Sir Keir says: “Failure to sack him shows how hopelessly weak he is for the whole country to see what’s going on. A prime minister overseeing chaos, overwhelmed at every turn.
It is impossible to say when the ambulance will reach the heart attack victim. There is no telling when the prison system will keep the streets safe. He cannot even deal with tax evaders in his own cabinet. Is he starting to think that this job is too big for him?
Sunak replies: “The difference between him and me is that I stick to my values and principles even when things get tough.
‘I resigned from the government due to a fundamental disagreement with the former prime minister.
“But for four years he sat next to the Member for Islington North (Jeremy Corbyn) – when antisemitism was rampant, when his predecessor sided with our opponents.
“This is weak, Mr. Speaker. He has no principles and petty politics.
Sunak: Labor playing ‘political opportunism’ with Zahvi tax probe
Sir Keir accused the Prime Minister of dodging the question.
He says that last week, the prime minister told MPs that Zahavi had fully addressed his tax affairs, but now says there are questions to be answered.
He asks: “What has changed?”
Mr. Sunak responded that more information had entered the public domain since last week, and that he believed in “due process,” so he appointed ethics counsel to investigate.
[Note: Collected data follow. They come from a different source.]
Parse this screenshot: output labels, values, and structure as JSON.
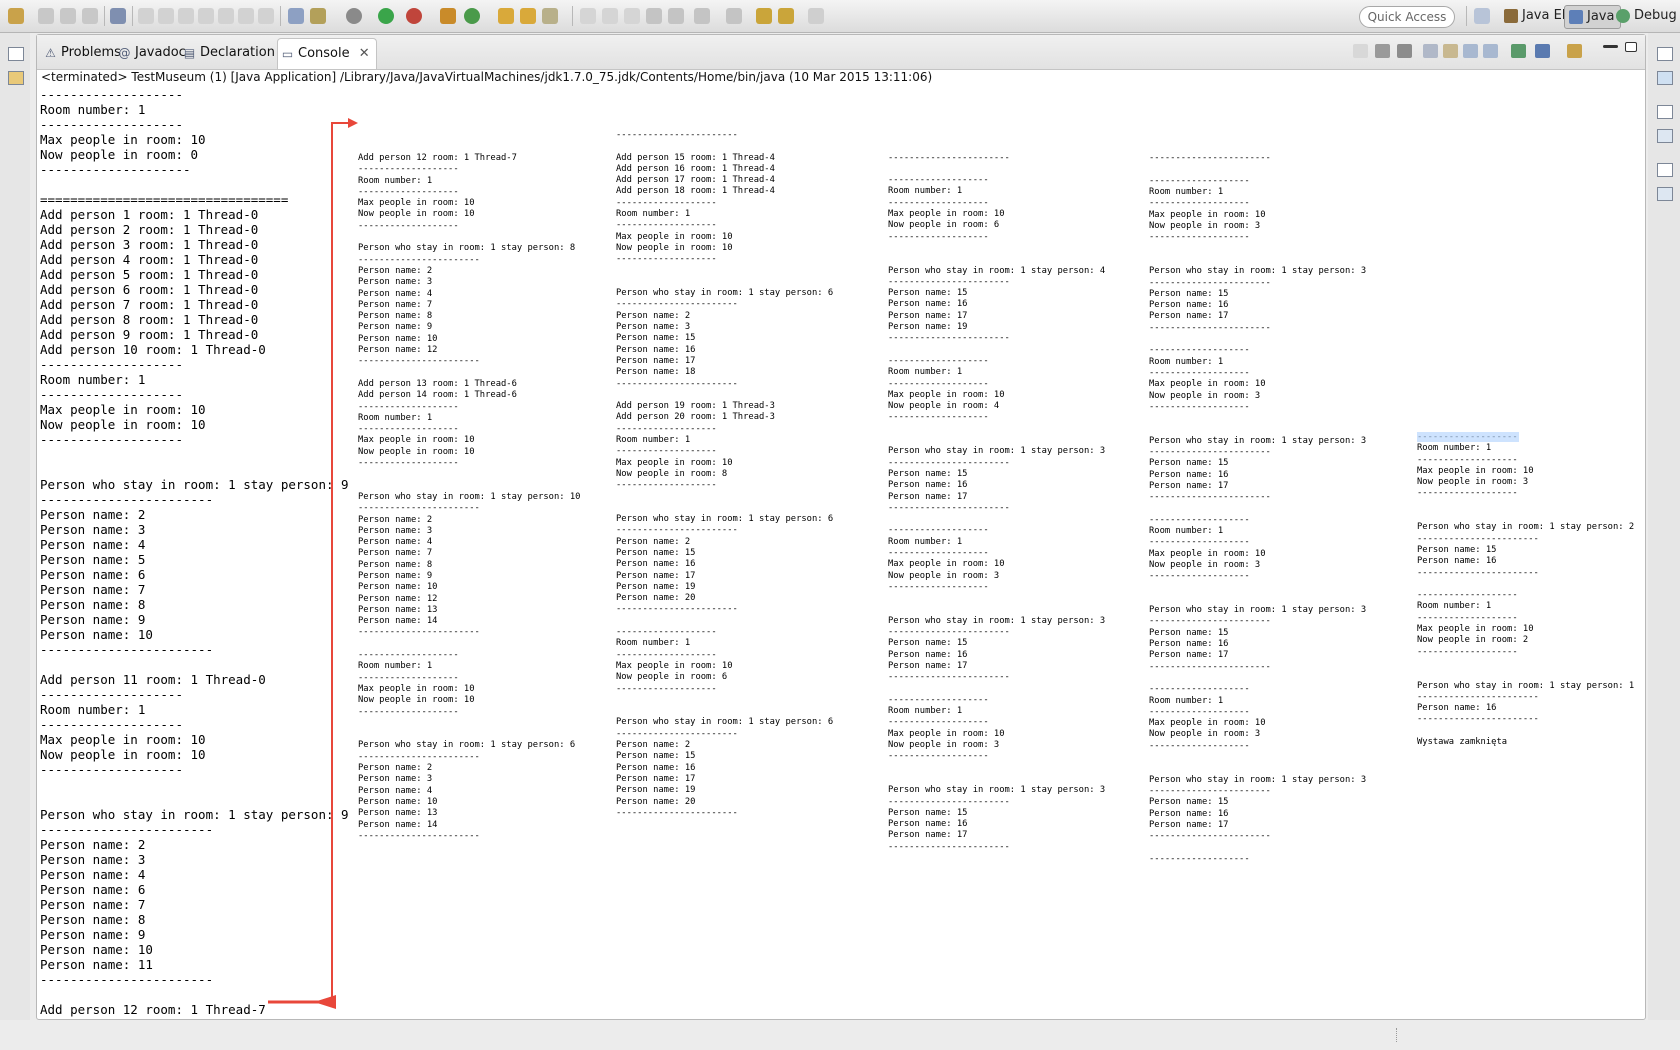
{
  "toolbar": {
    "quick_access_placeholder": "Quick Access",
    "perspectives": [
      "Java EE",
      "Java",
      "Debug"
    ]
  },
  "view": {
    "tabs": [
      {
        "label": "Problems",
        "icon": "problems-icon"
      },
      {
        "label": "Javadoc",
        "icon": "javadoc-icon"
      },
      {
        "label": "Declaration",
        "icon": "declaration-icon"
      },
      {
        "label": "Console",
        "icon": "console-icon"
      }
    ],
    "active_tab": "Console",
    "process_line": "<terminated> TestMuseum (1) [Java Application] /Library/Java/JavaVirtualMachines/jdk1.7.0_75.jdk/Contents/Home/bin/java (10 Mar 2015 13:11:06)"
  },
  "console": {
    "main_output": "-------------------\nRoom number: 1\n-------------------\nMax people in room: 10\nNow people in room: 0\n--------------------\n\n=================================\nAdd person 1 room: 1 Thread-0\nAdd person 2 room: 1 Thread-0\nAdd person 3 room: 1 Thread-0\nAdd person 4 room: 1 Thread-0\nAdd person 5 room: 1 Thread-0\nAdd person 6 room: 1 Thread-0\nAdd person 7 room: 1 Thread-0\nAdd person 8 room: 1 Thread-0\nAdd person 9 room: 1 Thread-0\nAdd person 10 room: 1 Thread-0\n-------------------\nRoom number: 1\n-------------------\nMax people in room: 10\nNow people in room: 10\n-------------------\n\n\nPerson who stay in room: 1 stay person: 9\n-----------------------\nPerson name: 2\nPerson name: 3\nPerson name: 4\nPerson name: 5\nPerson name: 6\nPerson name: 7\nPerson name: 8\nPerson name: 9\nPerson name: 10\n-----------------------\n\nAdd person 11 room: 1 Thread-0\n-------------------\nRoom number: 1\n-------------------\nMax people in room: 10\nNow people in room: 10\n-------------------\n\n\nPerson who stay in room: 1 stay person: 9\n-----------------------\nPerson name: 2\nPerson name: 3\nPerson name: 4\nPerson name: 6\nPerson name: 7\nPerson name: 8\nPerson name: 9\nPerson name: 10\nPerson name: 11\n-----------------------\n\nAdd person 12 room: 1 Thread-7",
    "continuation_columns": [
      "Add person 12 room: 1 Thread-7\n-------------------\nRoom number: 1\n-------------------\nMax people in room: 10\nNow people in room: 10\n-------------------\n\nPerson who stay in room: 1 stay person: 8\n-----------------------\nPerson name: 2\nPerson name: 3\nPerson name: 4\nPerson name: 7\nPerson name: 8\nPerson name: 9\nPerson name: 10\nPerson name: 12\n-----------------------\n\nAdd person 13 room: 1 Thread-6\nAdd person 14 room: 1 Thread-6\n-------------------\nRoom number: 1\n-------------------\nMax people in room: 10\nNow people in room: 10\n-------------------\n\n\nPerson who stay in room: 1 stay person: 10\n-----------------------\nPerson name: 2\nPerson name: 3\nPerson name: 4\nPerson name: 7\nPerson name: 8\nPerson name: 9\nPerson name: 10\nPerson name: 12\nPerson name: 13\nPerson name: 14\n-----------------------\n\n-------------------\nRoom number: 1\n-------------------\nMax people in room: 10\nNow people in room: 10\n-------------------\n\n\nPerson who stay in room: 1 stay person: 6\n-----------------------\nPerson name: 2\nPerson name: 3\nPerson name: 4\nPerson name: 10\nPerson name: 13\nPerson name: 14\n-----------------------",
      "-----------------------\n\nAdd person 15 room: 1 Thread-4\nAdd person 16 room: 1 Thread-4\nAdd person 17 room: 1 Thread-4\nAdd person 18 room: 1 Thread-4\n-------------------\nRoom number: 1\n-------------------\nMax people in room: 10\nNow people in room: 10\n-------------------\n\n\nPerson who stay in room: 1 stay person: 6\n-----------------------\nPerson name: 2\nPerson name: 3\nPerson name: 15\nPerson name: 16\nPerson name: 17\nPerson name: 18\n-----------------------\n\nAdd person 19 room: 1 Thread-3\nAdd person 20 room: 1 Thread-3\n-------------------\nRoom number: 1\n-------------------\nMax people in room: 10\nNow people in room: 8\n-------------------\n\n\nPerson who stay in room: 1 stay person: 6\n-----------------------\nPerson name: 2\nPerson name: 15\nPerson name: 16\nPerson name: 17\nPerson name: 19\nPerson name: 20\n-----------------------\n\n-------------------\nRoom number: 1\n-------------------\nMax people in room: 10\nNow people in room: 6\n-------------------\n\n\nPerson who stay in room: 1 stay person: 6\n-----------------------\nPerson name: 2\nPerson name: 15\nPerson name: 16\nPerson name: 17\nPerson name: 19\nPerson name: 20\n-----------------------",
      "\n\n-----------------------\n\n-------------------\nRoom number: 1\n-------------------\nMax people in room: 10\nNow people in room: 6\n-------------------\n\n\nPerson who stay in room: 1 stay person: 4\n-----------------------\nPerson name: 15\nPerson name: 16\nPerson name: 17\nPerson name: 19\n-----------------------\n\n-------------------\nRoom number: 1\n-------------------\nMax people in room: 10\nNow people in room: 4\n-------------------\n\n\nPerson who stay in room: 1 stay person: 3\n-----------------------\nPerson name: 15\nPerson name: 16\nPerson name: 17\n-----------------------\n\n-------------------\nRoom number: 1\n-------------------\nMax people in room: 10\nNow people in room: 3\n-------------------\n\n\nPerson who stay in room: 1 stay person: 3\n-----------------------\nPerson name: 15\nPerson name: 16\nPerson name: 17\n-----------------------\n\n-------------------\nRoom number: 1\n-------------------\nMax people in room: 10\nNow people in room: 3\n-------------------\n\n\nPerson who stay in room: 1 stay person: 3\n-----------------------\nPerson name: 15\nPerson name: 16\nPerson name: 17\n-----------------------",
      "\n-----------------------\n\n-------------------\nRoom number: 1\n-------------------\nMax people in room: 10\nNow people in room: 3\n-------------------\n\n\nPerson who stay in room: 1 stay person: 3\n-----------------------\nPerson name: 15\nPerson name: 16\nPerson name: 17\n-----------------------\n\n-------------------\nRoom number: 1\n-------------------\nMax people in room: 10\nNow people in room: 3\n-------------------\n\n\nPerson who stay in room: 1 stay person: 3\n-----------------------\nPerson name: 15\nPerson name: 16\nPerson name: 17\n-----------------------\n\n-------------------\nRoom number: 1\n-------------------\nMax people in room: 10\nNow people in room: 3\n-------------------\n\n\nPerson who stay in room: 1 stay person: 3\n-----------------------\nPerson name: 15\nPerson name: 16\nPerson name: 17\n-----------------------\n\n-------------------\nRoom number: 1\n-------------------\nMax people in room: 10\nNow people in room: 3\n-------------------\n\n\nPerson who stay in room: 1 stay person: 3\n-----------------------\nPerson name: 15\nPerson name: 16\nPerson name: 17\n-----------------------\n\n-------------------",
      "-------------------\nRoom number: 1\n-------------------\nMax people in room: 10\nNow people in room: 3\n-------------------\n\n\nPerson who stay in room: 1 stay person: 2\n-----------------------\nPerson name: 15\nPerson name: 16\n-----------------------\n\n-------------------\nRoom number: 1\n-------------------\nMax people in room: 10\nNow people in room: 2\n-------------------\n\n\nPerson who stay in room: 1 stay person: 1\n-----------------------\nPerson name: 16\n-----------------------\n\nWystawa zamknięta"
    ]
  },
  "colors": {
    "annotation_arrow": "#e8473a",
    "selection": "#b3d4fd"
  }
}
He accuses the opposition of “simple political opportunism” and says: “Everyone can see it”.
Sunak: I cannot ‘bias’ the investigation into the Zahawi controversy
In an apparent reference to the Nadim Zahvi row, Sir Keir asks Mr Sunak: “Does the Prime Minister agree that any politician in this country who tries to avoid the tax they owe is not fit to be held accountable for taxpayers’ money?”
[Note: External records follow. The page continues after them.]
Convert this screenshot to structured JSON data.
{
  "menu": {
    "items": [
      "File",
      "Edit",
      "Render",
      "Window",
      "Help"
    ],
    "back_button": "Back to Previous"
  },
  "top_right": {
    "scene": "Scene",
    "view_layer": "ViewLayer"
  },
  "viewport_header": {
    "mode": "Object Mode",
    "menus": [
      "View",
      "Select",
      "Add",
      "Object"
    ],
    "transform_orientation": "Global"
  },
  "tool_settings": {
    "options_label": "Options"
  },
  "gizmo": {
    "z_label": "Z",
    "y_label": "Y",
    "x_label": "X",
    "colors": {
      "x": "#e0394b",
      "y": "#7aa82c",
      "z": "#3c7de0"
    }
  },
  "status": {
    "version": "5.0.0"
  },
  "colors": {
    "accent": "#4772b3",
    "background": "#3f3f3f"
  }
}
Mr Zahawi has been conspicuously absent from PMQs.
The Prime Minister replies: “There were issues in question even before he became the Prime Minister. Regarding appointment [Zahawi], the normal appointment procedure was followed. No issues were raised with me when he was appointed to his current role.
“And since I commented on the matter last week, more information has come forward. And so I have asked the independent counsel to look into the matter.
“I obviously can’t prejudge the outcome of that.”
Starr asked if the government had blood on its hands over the payroll fiasco
Labour’s Sir Keir says there are “systemic problems” in parole services, which are the responsibility of the minister.
Mr. Sunak replied that steps had been taken to implement new procedures to recall offenders. He says that it has already made a difference.
Across the country, parole services are failing, says Sir Keir. “After thirteen years of a Tory government this is another vital public service on its knees.”
He says he has spoken to Ms Alainah’s family, who say the government has “blood on its hands”.
Mr Sunak replied: “We want to increase the safety of women and girls, we need tougher punishments. That’s why this government passed the Police Crimes and Punishment Act [Keir Starmer and Labour] opposition.”
Care starr presses PM on Zara Alena case
Labour’s first question concerns the case of Zara Alena, who was brutally attacked and murdered in East London. Her killer was allowed to walk the streets after failing probation, a shocking report has found.
He asked: “Does the Prime Minister accept those findings?”
Mr Sunak replied: “This is a truly horrific crime … the failings were serious and unacceptable.”
He says serious steps have been taken to address those concerns.